The Mathematical Mechanism of Biological Aging

Abstract

Despite aging being a universal and ever-present biological phenomenon, describing this aging mechanism in accurate mathematical terms—in particular, how to model the aging pattern and quantify the aging rate—has been an unsolved challenge for centuries. In this article, we propose a class of Coxian-type Markovian models that can provide a quantitative description of the well-known aging characteristics—the genetically determined, progressive, and essentially irreversible process. Our model has a unique structure, including a constant transition rate for the aging process, and a functional form for the relationship between aging and death with a shape parameter to capture the biologically deteriorating effect due to aging.

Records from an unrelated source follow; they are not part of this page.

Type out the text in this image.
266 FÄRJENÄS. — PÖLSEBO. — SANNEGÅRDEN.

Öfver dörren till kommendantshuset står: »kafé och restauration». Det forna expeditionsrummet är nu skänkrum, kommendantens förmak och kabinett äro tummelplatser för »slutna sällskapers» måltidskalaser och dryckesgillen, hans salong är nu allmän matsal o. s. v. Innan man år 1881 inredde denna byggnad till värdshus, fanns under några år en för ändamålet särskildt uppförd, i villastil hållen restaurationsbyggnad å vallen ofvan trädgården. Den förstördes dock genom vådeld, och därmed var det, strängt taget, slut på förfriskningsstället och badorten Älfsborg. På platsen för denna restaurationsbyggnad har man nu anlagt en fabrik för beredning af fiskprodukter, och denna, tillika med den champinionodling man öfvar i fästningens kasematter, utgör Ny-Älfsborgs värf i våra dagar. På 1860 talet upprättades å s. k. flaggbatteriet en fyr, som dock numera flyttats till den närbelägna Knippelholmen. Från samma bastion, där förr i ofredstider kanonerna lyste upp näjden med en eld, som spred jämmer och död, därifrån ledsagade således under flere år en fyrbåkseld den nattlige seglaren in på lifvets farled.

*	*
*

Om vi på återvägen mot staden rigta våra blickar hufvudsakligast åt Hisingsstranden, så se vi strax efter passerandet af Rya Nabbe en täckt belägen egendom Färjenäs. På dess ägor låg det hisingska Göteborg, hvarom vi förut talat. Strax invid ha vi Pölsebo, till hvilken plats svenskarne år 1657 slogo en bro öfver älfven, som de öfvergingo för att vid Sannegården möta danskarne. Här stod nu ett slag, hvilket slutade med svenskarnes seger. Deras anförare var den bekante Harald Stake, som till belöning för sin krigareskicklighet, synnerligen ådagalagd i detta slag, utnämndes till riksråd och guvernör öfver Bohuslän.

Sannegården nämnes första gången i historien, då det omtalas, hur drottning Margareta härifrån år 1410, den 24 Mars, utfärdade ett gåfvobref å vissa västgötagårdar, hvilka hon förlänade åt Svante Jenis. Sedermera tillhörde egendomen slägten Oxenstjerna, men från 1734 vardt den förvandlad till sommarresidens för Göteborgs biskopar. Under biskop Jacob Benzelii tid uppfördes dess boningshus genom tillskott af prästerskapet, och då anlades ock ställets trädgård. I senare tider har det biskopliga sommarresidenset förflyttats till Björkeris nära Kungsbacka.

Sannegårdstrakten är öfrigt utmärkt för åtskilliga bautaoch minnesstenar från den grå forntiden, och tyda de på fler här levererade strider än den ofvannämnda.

The force of moving from one state to another in the Markovian process indicates the intrinsic biological aging force. The associated increasing exiting rate captures the external force of stress due to mortality risk on a living organism. The idea of the article is developed from Lin and Liu's paper, “Markov Aging Process and Phase-type Law of Mortality,” that was published in 2007. A big difference is that, in this article, our model uses a functional form for model parameters, which allows a parsimonious yet flexible representation for various aging patterns. Our proposed mathematical framework can be used to classify the aging pattern and the key parameters of the model can be used to measure and compare how human aging evolves over time and across populations.